Oxygen sucking asteroids could be making a permanent alteration to the Earth’s atmosphere

Oxygen sucking asteroids

Oxygen sucking asteroids

Oxygen sucking asteroids: Permanent alteration to the Earth's atmosphere

New research reveals that oxygen-sucking asteroids that hit the Earth have changed the Earth’s chemical composition. While this occurred about four billion years ago, here’s how it changes things.

How did the oxygen-sucking asteroids affect Earth?

About four billion years ago, few oxygen-sucking asteroids used our planet as a punching bad. According to this new study published in Nature Geoscience, this may have sucked the Earth’s oxygen from the atmosphere. ”Current bombardment models underestimate the number of late Archean spherule layers. This suggests the impactor flux at that time was up to 10 times higher than previously thought,” said Simone Marchi, a planetary geoscientist.

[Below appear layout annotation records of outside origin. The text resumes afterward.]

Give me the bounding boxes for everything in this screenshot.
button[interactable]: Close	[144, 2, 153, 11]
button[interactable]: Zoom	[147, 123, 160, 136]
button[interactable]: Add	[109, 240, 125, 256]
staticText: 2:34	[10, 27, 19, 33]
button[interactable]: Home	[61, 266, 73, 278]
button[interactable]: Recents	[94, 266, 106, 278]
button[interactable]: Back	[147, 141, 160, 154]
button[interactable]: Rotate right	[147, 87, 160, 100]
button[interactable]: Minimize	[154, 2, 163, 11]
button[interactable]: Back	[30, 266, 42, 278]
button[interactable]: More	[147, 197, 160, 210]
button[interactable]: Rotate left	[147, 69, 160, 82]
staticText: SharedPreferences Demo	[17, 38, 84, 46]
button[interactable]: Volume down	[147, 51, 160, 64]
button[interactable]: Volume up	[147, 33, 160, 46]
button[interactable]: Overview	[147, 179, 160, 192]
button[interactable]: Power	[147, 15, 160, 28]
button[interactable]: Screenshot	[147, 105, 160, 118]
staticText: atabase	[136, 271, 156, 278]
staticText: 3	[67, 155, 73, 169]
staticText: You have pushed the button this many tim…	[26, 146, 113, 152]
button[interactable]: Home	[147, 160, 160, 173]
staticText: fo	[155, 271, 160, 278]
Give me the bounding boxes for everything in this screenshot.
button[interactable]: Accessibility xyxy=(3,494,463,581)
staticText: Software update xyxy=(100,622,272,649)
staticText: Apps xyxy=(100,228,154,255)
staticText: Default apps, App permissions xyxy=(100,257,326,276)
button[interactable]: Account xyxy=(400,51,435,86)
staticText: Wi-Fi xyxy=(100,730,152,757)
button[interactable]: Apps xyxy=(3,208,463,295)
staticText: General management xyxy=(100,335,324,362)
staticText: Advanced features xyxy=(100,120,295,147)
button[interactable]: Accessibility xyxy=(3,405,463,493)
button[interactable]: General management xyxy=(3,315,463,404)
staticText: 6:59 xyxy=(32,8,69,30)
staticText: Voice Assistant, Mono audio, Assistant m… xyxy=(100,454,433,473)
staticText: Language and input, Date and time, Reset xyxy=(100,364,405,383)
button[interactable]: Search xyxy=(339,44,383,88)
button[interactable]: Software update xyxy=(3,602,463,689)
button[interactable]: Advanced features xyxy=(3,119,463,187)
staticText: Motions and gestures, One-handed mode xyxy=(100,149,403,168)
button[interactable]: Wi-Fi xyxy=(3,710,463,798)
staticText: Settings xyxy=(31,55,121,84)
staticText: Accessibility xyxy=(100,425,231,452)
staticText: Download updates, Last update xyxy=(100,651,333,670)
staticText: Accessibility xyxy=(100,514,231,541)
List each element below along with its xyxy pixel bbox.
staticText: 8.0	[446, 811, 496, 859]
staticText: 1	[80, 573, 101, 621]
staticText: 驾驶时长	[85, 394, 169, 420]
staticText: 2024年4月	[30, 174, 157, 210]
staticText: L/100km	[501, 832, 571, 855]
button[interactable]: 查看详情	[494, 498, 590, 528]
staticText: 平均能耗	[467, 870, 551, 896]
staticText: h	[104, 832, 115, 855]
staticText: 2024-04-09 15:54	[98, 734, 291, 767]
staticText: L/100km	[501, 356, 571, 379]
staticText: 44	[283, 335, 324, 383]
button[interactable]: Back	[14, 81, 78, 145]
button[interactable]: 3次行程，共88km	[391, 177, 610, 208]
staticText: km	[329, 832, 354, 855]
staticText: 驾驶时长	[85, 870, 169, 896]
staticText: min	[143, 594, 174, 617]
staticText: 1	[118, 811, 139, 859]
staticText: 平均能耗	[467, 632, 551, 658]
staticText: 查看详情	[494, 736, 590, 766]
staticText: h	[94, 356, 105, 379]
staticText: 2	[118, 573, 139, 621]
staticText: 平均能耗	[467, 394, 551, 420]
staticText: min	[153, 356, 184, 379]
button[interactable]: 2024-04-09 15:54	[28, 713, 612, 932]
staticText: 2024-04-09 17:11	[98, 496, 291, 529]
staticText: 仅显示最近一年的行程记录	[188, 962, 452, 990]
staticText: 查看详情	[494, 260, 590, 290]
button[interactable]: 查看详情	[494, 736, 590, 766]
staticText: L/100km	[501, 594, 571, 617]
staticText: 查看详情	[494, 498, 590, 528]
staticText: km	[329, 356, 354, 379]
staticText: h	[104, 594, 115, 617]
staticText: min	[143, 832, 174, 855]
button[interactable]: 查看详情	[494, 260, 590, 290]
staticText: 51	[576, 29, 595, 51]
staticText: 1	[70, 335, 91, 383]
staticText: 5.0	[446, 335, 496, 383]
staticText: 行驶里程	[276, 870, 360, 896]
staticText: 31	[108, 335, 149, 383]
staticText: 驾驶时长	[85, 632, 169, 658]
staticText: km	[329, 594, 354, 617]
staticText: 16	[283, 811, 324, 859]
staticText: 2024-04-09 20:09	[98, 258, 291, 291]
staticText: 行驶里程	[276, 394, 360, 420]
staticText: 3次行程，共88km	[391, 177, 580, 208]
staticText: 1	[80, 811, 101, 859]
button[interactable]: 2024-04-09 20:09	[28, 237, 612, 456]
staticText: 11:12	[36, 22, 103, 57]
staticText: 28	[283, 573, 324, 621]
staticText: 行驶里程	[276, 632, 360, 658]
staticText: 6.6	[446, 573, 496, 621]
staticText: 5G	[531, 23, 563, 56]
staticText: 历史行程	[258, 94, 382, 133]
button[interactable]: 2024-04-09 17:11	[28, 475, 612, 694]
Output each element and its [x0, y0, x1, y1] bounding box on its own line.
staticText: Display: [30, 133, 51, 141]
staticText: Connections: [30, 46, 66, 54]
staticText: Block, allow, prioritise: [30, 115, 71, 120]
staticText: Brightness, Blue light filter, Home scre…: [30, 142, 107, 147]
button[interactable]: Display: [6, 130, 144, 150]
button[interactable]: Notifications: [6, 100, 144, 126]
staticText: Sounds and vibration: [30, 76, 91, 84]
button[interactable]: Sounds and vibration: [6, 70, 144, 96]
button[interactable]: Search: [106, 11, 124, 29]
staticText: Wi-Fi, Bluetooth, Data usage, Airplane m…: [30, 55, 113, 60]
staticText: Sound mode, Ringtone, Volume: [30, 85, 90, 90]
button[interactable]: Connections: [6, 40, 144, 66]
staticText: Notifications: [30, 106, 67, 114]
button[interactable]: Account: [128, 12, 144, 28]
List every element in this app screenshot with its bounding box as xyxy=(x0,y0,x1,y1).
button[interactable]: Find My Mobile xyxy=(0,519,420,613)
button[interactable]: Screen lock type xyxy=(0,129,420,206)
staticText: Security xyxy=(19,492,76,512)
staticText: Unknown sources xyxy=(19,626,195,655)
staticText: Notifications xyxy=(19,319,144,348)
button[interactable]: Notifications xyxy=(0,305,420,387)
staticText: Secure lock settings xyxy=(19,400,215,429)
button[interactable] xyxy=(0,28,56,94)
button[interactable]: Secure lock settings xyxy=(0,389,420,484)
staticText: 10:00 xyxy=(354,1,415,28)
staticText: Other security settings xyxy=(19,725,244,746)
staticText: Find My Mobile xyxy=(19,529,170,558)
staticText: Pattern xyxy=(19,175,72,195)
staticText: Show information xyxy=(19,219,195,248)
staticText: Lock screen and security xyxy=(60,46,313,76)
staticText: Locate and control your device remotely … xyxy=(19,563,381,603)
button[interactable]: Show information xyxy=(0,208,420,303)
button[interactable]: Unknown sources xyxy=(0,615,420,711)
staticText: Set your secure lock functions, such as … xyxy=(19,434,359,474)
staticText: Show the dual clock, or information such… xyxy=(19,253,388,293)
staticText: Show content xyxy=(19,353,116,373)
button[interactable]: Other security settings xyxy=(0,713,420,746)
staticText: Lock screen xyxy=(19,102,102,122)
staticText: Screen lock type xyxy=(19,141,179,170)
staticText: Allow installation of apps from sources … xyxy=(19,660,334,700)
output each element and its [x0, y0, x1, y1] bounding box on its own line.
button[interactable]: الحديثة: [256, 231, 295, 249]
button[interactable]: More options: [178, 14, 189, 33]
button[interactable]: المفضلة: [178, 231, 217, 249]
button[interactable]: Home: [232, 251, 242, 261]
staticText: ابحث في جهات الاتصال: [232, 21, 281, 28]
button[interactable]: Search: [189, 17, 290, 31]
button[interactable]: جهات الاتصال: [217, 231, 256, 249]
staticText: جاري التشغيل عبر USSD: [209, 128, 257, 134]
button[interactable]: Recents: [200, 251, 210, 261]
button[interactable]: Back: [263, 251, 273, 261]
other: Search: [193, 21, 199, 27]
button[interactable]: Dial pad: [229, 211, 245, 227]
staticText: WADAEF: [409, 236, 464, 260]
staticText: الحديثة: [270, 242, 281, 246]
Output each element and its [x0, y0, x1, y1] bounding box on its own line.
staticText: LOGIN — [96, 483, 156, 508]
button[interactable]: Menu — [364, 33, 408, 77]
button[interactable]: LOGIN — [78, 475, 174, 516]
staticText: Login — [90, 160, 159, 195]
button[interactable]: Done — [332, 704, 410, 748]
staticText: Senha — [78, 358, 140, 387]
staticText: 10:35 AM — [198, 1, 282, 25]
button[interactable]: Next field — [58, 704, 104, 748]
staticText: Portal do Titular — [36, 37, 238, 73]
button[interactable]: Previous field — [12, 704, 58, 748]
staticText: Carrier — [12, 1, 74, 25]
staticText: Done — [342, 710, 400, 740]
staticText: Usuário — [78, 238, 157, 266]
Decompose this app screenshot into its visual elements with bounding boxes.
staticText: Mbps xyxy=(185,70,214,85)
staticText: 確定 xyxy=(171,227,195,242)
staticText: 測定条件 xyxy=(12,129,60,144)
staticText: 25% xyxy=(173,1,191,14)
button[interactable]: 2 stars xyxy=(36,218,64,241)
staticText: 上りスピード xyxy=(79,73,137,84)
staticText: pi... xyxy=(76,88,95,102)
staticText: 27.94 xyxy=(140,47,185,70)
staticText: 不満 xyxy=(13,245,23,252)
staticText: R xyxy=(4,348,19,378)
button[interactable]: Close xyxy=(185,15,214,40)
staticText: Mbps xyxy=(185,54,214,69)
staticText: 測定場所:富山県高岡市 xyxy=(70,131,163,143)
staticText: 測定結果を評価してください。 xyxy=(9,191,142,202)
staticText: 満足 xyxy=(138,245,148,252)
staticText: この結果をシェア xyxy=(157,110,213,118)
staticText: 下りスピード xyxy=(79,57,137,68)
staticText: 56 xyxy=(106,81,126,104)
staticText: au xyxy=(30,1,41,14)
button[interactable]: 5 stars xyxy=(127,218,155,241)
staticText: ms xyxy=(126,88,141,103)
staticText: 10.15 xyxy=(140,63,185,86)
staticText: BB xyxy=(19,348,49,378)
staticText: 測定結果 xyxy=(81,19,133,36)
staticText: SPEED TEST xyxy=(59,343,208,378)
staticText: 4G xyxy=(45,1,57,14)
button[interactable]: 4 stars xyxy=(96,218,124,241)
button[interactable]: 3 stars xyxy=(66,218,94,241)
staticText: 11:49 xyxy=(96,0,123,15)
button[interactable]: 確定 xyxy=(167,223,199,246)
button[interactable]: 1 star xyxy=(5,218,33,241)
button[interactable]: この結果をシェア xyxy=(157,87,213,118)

When large objects such as asteroids hit Earth at an early age, the energy that is released melts and vaporizes rocky materials on the crust. These small molten drops of rocks condense and solidify before they fall back to Earth. this creates small size particles that are round and distributed globally. Additionally, they are glassy and impact the Earth’s crust, and can be anywhere between 2.4 to 3.5 billion years old. They are markers of ancient collisions.

More on the Earth’s atmosphere

”In recent years, a number of new spherule layers have been identified in drill cores and outcrops, increasing the total number of known impact events during the early Earth,” said Dr. Nadja Drabon. Dr. Drabon is the co-author of the study and a professor at Harvard University. The study also revealed that due to the balance of removal process and production, the earth’s atmosphere has excess oxygen.

The new study correlates with a geological record that shows variation in the atmosphere. Additionally, impacts by an asteroid larger than six miles can lead to oxygen scarcity. Additionally, this can also explain the limited oxygen in the early atmosphere of the earth. Moreover, chemical variation due to impact vapors can further add to it.